Donald Trump has posted a follow-up statement on Truth Social confirming he has directed the US military to maintain the naval blockade and remain fully prepared while extending the ceasefire until Iran submits its proposal and discussions are concluded.

The two Truth Social posts together — the first explaining the rationale and the second confirming the operational orders — constitute a de facto ceasefire extension with full military pressure maintained. It is the most carefully constructed diplomatic move of the entire conflict.

What the Two Posts Together Mean

Read sequentially, Trump’s overnight posts tell a precise story. Post one: Iran’s government is seriously fractured. At Pakistan’s request, the US will hold its attack until Tehran presents a unified proposal. Post two: The military has been directed to maintain the blockade and remain fully prepared. The ceasefire is extended until Iran submits its proposal and discussions are concluded.

The architecture of this is deliberate. Trump is extending the ceasefire — giving Iran time to resolve its internal fracture and present a unified negotiating position — while simultaneously making clear that nothing has been conceded. The blockade stays. The military stays at full readiness. The attack has not been cancelled. It has been held, conditionally, for as long as it takes Iran to get its house in order and come to the table with a coherent offer.

This formulation gives Trump everything he needs politically. He has not blinked. He has not lifted the blockade. He has not withdrawn the military threat. He has accepted Pakistan’s mediation request and extended the ceasefire — but on conditions that maintain every instrument of pressure Washington has deployed since February 28.

The Blockade Stays — Why This Matters

The explicit instruction to maintain the blockade while extending the ceasefire is the most significant operational detail in the second post. Iran’s stated reason for withdrawing from talks and refusing to engage has been the blockade — Tehran has argued throughout that it cannot negotiate in good faith while US naval forces are strangling its ports. Trump’s post makes clear the blockade will not be lifted as a precondition for talks. It will remain in place through the extended ceasefire period and beyond.

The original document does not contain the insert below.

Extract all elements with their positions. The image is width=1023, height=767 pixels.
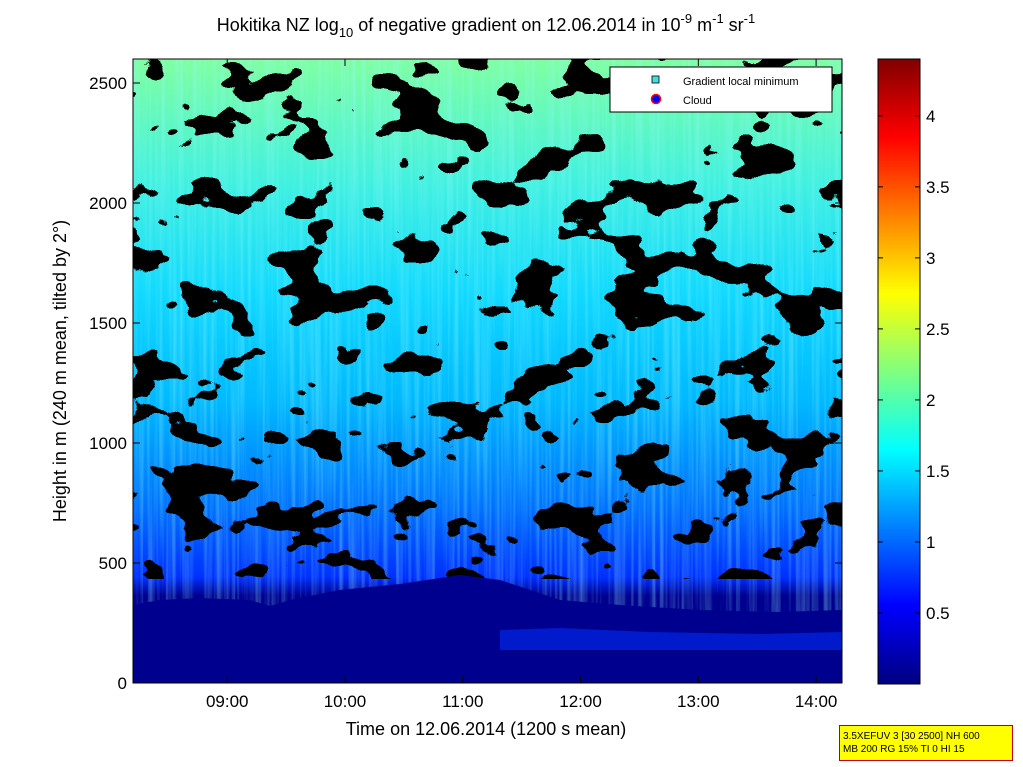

This is the same position Washington has held since the blockade came into effect on April 13. What has changed is not the position but the timeline — the ceasefire that was expiring at 8 PM Eastern on April 22 now has no fixed expiry date. It runs until Iran submits and discussions conclude.

“Fully Prepared” — The Military Posture

Directing the military to remain fully prepared is Trump’s way of ensuring Iran understands that the extension is not weakness. Every strike package, every naval asset, every contingency plan that was active before the ceasefire remains active. The pause is diplomatic, not military. The moment Iran fails to present a unified proposal within a timeframe Washington considers reasonable, the military option is available without any preparation delay.

What Iran Must Now Do

The ball is entirely in Tehran’s court. The condition Trump has set — present a unified proposal — requires Iran to resolve the internal political fracture that Trump has publicly identified as the obstacle to a deal. The IRGC’s maximalist positions, the Foreign Ministry’s diplomatic flexibility and the Supreme Leader’s silence need to coalesce into a single, coherent Iranian offer that the US delegation can evaluate.

That process of internal Iranian alignment is the most difficult political task the Islamic Republic faces. The fractures are real — they have been visible throughout the conflict in the contradictions between Araghchi’s diplomatic signals and the IRGC’s military threats. But Trump’s public framing of the problem as Iranian internal disunity rather than Iranian bad faith actually gives Tehran’s pragmatists a face-saving argument to make internally. The message from Washington, as filtered through Pakistan, is: we know the problem is your hardliners, not you. Get them in line and come to the table.

Market Implications

The ceasefire extension confirmation will reverse the overnight commodity market moves. Brent crude’s 7% surge to above $102 will pull back toward the mid-to-high $90s as the immediate war resumption risk is removed. Gold’s 3% fall to $4,677 will partially recover. Silver’s 5.11% decline will find a floor and begin to retrace.

For Indian markets opening on Wednesday morning, Gift Nifty will recover from its negative indication. The rupee, which had been strengthening on ceasefire optimism through last week, will stabilise. The sequence of events through the night — from talk collapse to Vance cancellation to crude spike to Trump’s two Truth Social posts — will be the dominant narrative driving Indian equity and commodity markets through the Wednesday session.

The ceasefire is extended. The blockade is intact. The military is ready. Iran has been told what to do. Pakistan has been thanked by name. And the world, which went to sleep Tuesday night not knowing whether it would wake up to a resumed war, wakes up on April 22 with the answer: not yet.

Disclaimer: This article is for informational purposes only and does not constitute investment advice. Geopolitical situations are subject to rapid change. Readers are advised to follow official government communications for the most current verified information.